My new project: Tact, a simple chat app.

How bad survey design can discourage people from answering your questions

November 25, 2007

One of the things I’m learning a bit about is survey design and statistics. There isn’t going to be anything new, here, though, so you’ll appreciate this even without a specific background in these fields. And namely: if you ask people wrong questions, you’ll get wrong/bad/no answers.

Let’s look at this survey from Opera that is shown after you download their browser.

What’s bothering me here is the second question. “Why do you use Opera instead of another browser?”

What makes you guys think that I do it instead of another browser?

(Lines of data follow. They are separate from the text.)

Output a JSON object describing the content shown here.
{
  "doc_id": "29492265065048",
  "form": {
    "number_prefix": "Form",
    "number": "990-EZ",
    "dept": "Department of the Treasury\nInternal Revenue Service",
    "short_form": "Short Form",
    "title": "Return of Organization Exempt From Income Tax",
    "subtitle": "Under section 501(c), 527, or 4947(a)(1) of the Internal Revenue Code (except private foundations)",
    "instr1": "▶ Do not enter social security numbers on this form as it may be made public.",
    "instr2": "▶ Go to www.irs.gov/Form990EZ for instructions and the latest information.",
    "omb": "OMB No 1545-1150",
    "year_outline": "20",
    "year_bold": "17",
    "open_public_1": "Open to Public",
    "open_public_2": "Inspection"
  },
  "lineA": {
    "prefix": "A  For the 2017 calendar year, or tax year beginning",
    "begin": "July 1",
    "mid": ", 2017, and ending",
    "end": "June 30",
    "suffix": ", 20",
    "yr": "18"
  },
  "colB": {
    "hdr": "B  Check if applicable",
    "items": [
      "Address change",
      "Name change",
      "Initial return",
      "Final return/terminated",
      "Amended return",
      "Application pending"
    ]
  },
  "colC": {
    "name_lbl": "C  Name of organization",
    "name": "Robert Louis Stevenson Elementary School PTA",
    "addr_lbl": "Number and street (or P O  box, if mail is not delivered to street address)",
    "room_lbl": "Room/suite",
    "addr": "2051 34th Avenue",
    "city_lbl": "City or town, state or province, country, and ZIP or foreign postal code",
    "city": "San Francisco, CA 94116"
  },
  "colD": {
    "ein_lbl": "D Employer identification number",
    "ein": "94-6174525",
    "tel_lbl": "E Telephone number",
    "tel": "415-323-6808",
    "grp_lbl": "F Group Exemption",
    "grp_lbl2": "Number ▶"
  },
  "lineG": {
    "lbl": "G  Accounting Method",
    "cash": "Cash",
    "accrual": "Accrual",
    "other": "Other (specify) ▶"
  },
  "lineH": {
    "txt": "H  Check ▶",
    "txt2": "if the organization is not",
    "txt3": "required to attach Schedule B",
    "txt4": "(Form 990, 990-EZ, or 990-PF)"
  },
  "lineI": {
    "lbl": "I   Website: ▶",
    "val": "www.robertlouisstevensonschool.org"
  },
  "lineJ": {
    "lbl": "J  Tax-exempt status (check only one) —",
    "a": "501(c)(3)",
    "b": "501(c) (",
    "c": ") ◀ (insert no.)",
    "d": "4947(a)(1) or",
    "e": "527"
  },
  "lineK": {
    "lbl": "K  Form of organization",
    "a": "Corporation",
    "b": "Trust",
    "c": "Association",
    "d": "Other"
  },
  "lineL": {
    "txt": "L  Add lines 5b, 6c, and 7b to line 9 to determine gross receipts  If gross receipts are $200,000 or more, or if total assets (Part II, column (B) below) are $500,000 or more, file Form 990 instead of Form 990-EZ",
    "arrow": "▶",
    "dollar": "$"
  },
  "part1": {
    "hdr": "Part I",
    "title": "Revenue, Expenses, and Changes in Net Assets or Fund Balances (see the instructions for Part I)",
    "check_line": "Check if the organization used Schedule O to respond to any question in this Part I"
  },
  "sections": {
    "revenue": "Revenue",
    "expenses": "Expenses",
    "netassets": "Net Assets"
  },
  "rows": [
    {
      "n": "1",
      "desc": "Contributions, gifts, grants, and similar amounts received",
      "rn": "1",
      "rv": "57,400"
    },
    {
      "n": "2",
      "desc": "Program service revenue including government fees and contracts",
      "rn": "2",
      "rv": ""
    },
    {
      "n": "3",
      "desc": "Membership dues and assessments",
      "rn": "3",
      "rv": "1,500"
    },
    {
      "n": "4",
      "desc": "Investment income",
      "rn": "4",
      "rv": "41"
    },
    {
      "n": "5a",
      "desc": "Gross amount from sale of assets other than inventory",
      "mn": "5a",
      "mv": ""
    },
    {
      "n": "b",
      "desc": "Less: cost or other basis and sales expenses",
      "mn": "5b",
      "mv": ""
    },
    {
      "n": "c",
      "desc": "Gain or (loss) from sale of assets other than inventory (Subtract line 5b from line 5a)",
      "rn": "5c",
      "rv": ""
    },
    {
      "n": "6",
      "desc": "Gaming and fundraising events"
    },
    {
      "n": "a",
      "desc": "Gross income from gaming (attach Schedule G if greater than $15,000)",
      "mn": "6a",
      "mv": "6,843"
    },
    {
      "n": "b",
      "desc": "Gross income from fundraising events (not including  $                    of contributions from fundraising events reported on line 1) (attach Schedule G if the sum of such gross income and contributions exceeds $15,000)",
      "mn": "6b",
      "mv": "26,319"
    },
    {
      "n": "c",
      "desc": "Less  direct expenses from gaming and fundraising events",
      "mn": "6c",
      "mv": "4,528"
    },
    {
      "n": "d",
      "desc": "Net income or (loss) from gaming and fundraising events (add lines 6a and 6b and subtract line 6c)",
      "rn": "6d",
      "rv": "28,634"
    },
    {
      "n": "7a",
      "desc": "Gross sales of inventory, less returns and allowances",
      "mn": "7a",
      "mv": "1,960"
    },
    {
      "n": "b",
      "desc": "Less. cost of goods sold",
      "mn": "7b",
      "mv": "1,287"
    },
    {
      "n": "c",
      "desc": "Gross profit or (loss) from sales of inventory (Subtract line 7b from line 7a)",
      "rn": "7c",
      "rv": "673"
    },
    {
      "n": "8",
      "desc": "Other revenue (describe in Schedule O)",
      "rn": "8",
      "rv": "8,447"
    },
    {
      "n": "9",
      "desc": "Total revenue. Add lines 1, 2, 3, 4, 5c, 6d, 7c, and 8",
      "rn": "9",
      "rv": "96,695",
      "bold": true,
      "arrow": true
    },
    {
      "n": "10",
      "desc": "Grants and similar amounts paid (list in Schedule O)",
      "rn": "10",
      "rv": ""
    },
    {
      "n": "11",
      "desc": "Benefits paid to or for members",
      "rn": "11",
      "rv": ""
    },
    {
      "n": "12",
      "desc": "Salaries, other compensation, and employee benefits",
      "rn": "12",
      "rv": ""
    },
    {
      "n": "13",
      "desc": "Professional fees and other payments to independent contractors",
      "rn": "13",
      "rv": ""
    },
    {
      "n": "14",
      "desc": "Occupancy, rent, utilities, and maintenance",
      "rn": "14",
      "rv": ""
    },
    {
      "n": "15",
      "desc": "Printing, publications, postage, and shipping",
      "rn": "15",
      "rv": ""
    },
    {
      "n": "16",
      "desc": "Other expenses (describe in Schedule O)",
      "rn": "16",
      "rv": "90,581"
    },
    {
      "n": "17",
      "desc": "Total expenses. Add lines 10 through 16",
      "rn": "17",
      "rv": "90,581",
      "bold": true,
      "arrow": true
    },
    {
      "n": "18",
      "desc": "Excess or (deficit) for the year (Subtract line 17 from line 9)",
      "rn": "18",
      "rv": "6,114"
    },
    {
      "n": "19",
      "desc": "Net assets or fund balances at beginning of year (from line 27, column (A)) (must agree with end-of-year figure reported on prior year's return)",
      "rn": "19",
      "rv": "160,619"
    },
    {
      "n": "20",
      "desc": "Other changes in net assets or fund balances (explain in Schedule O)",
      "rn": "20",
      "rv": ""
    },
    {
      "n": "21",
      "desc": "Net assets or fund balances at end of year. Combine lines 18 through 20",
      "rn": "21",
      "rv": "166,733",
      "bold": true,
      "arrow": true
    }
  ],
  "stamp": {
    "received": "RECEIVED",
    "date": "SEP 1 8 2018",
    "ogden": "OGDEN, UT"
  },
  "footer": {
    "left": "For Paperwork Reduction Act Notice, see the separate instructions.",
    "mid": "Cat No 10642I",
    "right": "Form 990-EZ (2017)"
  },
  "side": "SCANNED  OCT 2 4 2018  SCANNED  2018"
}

I regularly run 4 browsers (Safari, Firefox, Opera, IE, in approximately this order of frequency). In fact, the three first ones are running as I write this, as I like different things about each. Even if you argue that most people only have one browser on their PC, one of the options in this very survey is that you may run Opera on your mobile and something else on the PC.

Surveys are always about generalizations, sure. But this is a bit too much and throws out a lot of nuance exactly with the community that Opera should embrace – the techies who regularly run different browsers and can appreciate its advantages.

As a solution to this question, it would have been a great place to ask, “What other browsers do you run and why?” Have people rank features of browsers against each other if they really run several. Saying instead of was an immediate reason for me to not even bother with this survey further down, who knows what other bad questions I might have to waste my time on.